The practice became so common that variations of the word “Slav” became synonymous with “a person in chattel servitude” in virtually all West European languages — “esclave” in French, “esclavo” in Spanish, “sklave” in German. And in English, “slave.”
Slaves who were every bit as “white” and European as were their masters. Were Europeans, then, enslaving their own people, their “brothers”? No, they weren’t. And during the centuries of the trans-Atlantic slave trade, neither were Africans.
We make a profound mistake when we project our own era’s obsession with “race,” i.e., skin color, onto the past.
Today, it is often assumed that all Africans thought of themselves as one people based on pigmentation. This is nonsense. Through the 5,000 years of pre-modern history, not only in Africa but all around the world, the racial identities that are so widespread today quite simply did not exist. People obviously noticed variation in skin tone, but they didn’t form group allegiances based on such a trivial characteristic that was, after all, only skin deep. Instead, they based their group allegiances on one or more of the ethnic traits considered far more important — such as language, religion or family lineage.
So, in the 16th century, sub-Saharan Africans did not identify themselves as “blacks,” or for that matter as “Africans.” They identified themselves by language — Fulani, for example, and/or as descendants of this or that common ancestor. Likewise, Europeans did not identify themselves as “whites” or as “Europeans.” They formed social loyalties as, for example, Danes or Venetians, Roman Catholics or Orthodox Christians. A common culture created “brotherhood,” not a common bodily trait.

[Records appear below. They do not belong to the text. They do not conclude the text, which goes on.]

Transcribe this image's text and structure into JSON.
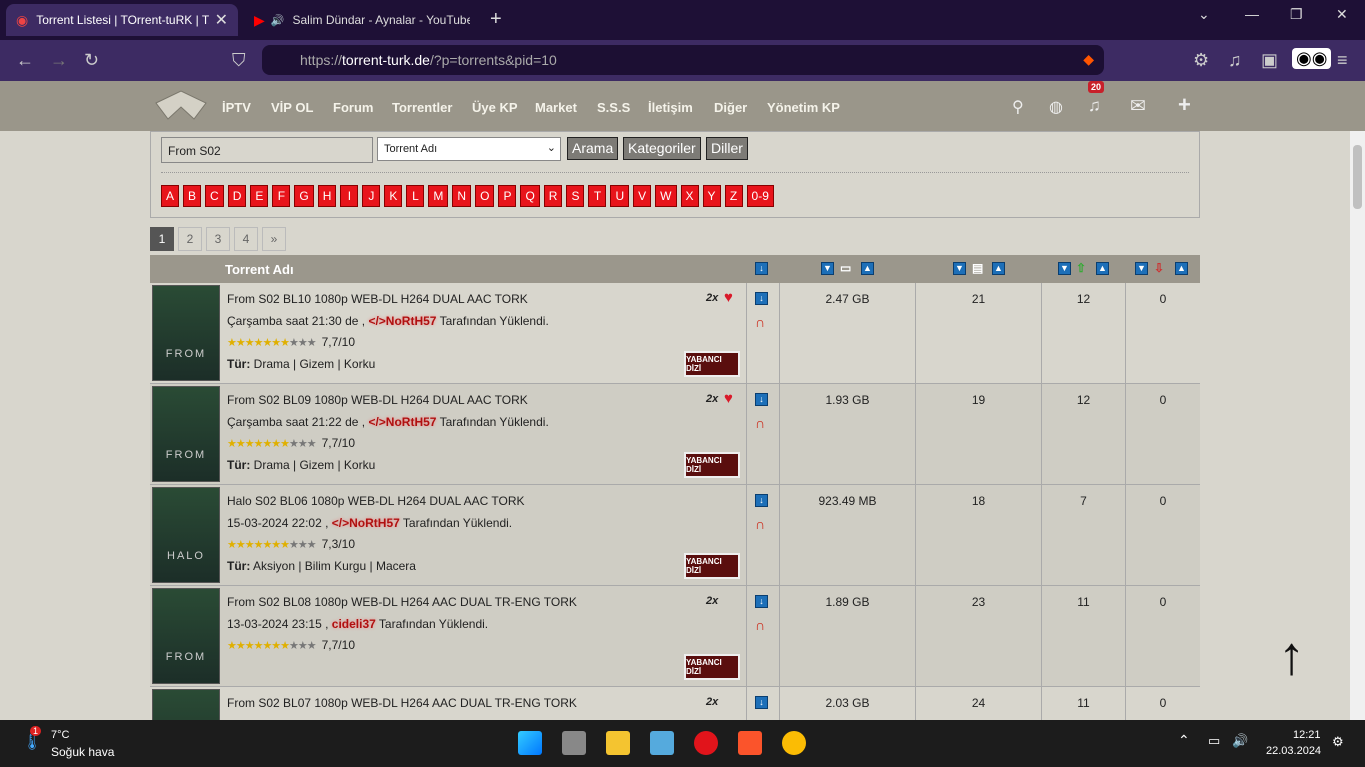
{
  "tabs": [
    {
      "title": "Torrent Listesi | TOrrent-tuRK | T...",
      "close": "✕"
    },
    {
      "title": "Salim Dündar - Aynalar - YouTube",
      "close": "✕"
    }
  ],
  "browser": {
    "url_prefix": "https://",
    "url_domain": "torrent-turk.de",
    "url_path": "/?p=torrents&pid=10"
  },
  "nav": {
    "items": [
      "İPTV",
      "VİP OL",
      "Forum",
      "Torrentler",
      "Üye KP",
      "Market",
      "S.S.S",
      "İletişim",
      "Diğer",
      "Yönetim KP"
    ],
    "notification_count": "20"
  },
  "search": {
    "value": "From S02",
    "select_value": "Torrent Adı",
    "buttons": [
      "Arama",
      "Kategoriler",
      "Diller"
    ]
  },
  "letters": [
    "A",
    "B",
    "C",
    "D",
    "E",
    "F",
    "G",
    "H",
    "I",
    "J",
    "K",
    "L",
    "M",
    "N",
    "O",
    "P",
    "Q",
    "R",
    "S",
    "T",
    "U",
    "V",
    "W",
    "X",
    "Y",
    "Z",
    "0-9"
  ],
  "pager": [
    "1",
    "2",
    "3",
    "4",
    "»"
  ],
  "table": {
    "header": "Torrent Adı"
  },
  "rows": [
    {
      "title": "From S02 BL10 1080p WEB-DL H264 DUAL AAC TORK",
      "date": "Çarşamba saat 21:30 de ,",
      "user": "</>NoRtH57",
      "suffix": "Tarafından Yüklendi.",
      "rating": "7,7/10",
      "genre_label": "Tür:",
      "genre": "Drama | Gizem | Korku",
      "size": "2.47 GB",
      "completed": "21",
      "seeders": "12",
      "leechers": "0",
      "x2": "2x",
      "poster": "FROM"
    },
    {
      "title": "From S02 BL09 1080p WEB-DL H264 DUAL AAC TORK",
      "date": "Çarşamba saat 21:22 de ,",
      "user": "</>NoRtH57",
      "suffix": "Tarafından Yüklendi.",
      "rating": "7,7/10",
      "genre_label": "Tür:",
      "genre": "Drama | Gizem | Korku",
      "size": "1.93 GB",
      "completed": "19",
      "seeders": "12",
      "leechers": "0",
      "x2": "2x",
      "poster": "FROM"
    },
    {
      "title": "Halo S02 BL06 1080p WEB-DL H264 DUAL AAC TORK",
      "date": "15-03-2024 22:02 ,",
      "user": "</>NoRtH57",
      "suffix": "Tarafından Yüklendi.",
      "rating": "7,3/10",
      "genre_label": "Tür:",
      "genre": "Aksiyon | Bilim Kurgu | Macera",
      "size": "923.49 MB",
      "completed": "18",
      "seeders": "7",
      "leechers": "0",
      "x2": "",
      "poster": "HALO"
    },
    {
      "title": "From S02 BL08 1080p WEB-DL H264 AAC DUAL TR-ENG TORK",
      "date": "13-03-2024 23:15 ,",
      "user": "cideli37",
      "suffix": "Tarafından Yüklendi.",
      "rating": "7,7/10",
      "genre_label": "",
      "genre": "",
      "size": "1.89 GB",
      "completed": "23",
      "seeders": "11",
      "leechers": "0",
      "x2": "2x",
      "poster": "FROM"
    },
    {
      "title": "From S02 BL07 1080p WEB-DL H264 AAC DUAL TR-ENG TORK",
      "date": "",
      "user": "",
      "suffix": "",
      "rating": "",
      "genre_label": "",
      "genre": "",
      "size": "2.03 GB",
      "completed": "24",
      "seeders": "11",
      "leechers": "0",
      "x2": "2x",
      "poster": "FROM"
    }
  ],
  "badge_label": "YABANCI DİZİ",
  "taskbar": {
    "temp": "7°C",
    "weather": "Soğuk hava",
    "weather_badge": "1",
    "time": "12:21",
    "date": "22.03.2024"
  },
  "colors": {
    "accent": "#e8141b",
    "nav": "#9a968a",
    "browser": "#3d2b63"
  }
}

So, when “white” Romans enslaved “white” Britons, they were not enslaving their “brothers,” any more than “black” Ashanti who enslaved “black” Mandingos were doing so. Correspondingly, Europeans didn’t initially target Africans for enslavement because of skin color, but simply because they were alien in religion and language.
Significantly, though, this enslavement based on cultural differences offered at least the possibility of escape from that enslavement. Over time, the enslaved almost inevitably adopted the master’s language and religion (voluntarily or not). The norm, therefore, was a generational process of gradual assimilation of the enslaved into the enslavers’ society, with the system of bondage sustained only with a continuous inflow of more foreign slaves.
This, though, would change. Almost uniquely in world history, in the three post 16th century slave-societies of the Western Hemisphere — Brazil, the Caribbean, the southern U.S. — slave status came to be identified with color, not culture. Masters were almost always white; slaves were always non-white. From this racialized distinction, all whites came to share the superiority of the master. The inferiority of the slave came to mark all blacks, even if they assimilated culturally — a multi-generational stigma that would survive the end of slavery.
Of these three slave-societies, the Antebellum American South was the most rigidly racialized.
Lighter and darker skin had always been evident, but now “whiteness” and “blackness” as starkly opposing identities were invented, propagandized, and codified into law, identities that ultimately overshadowed those based on common cultural traits. In light of which, English-speaking, Christian masters no longer had qualms about enslaving their English speaking, Christian “brothers” — as long as they were black.
Modern racialized slavery had given birth to modern racism.
Jim Wiggins is a retired Copiah-Lincoln Community College history instructor.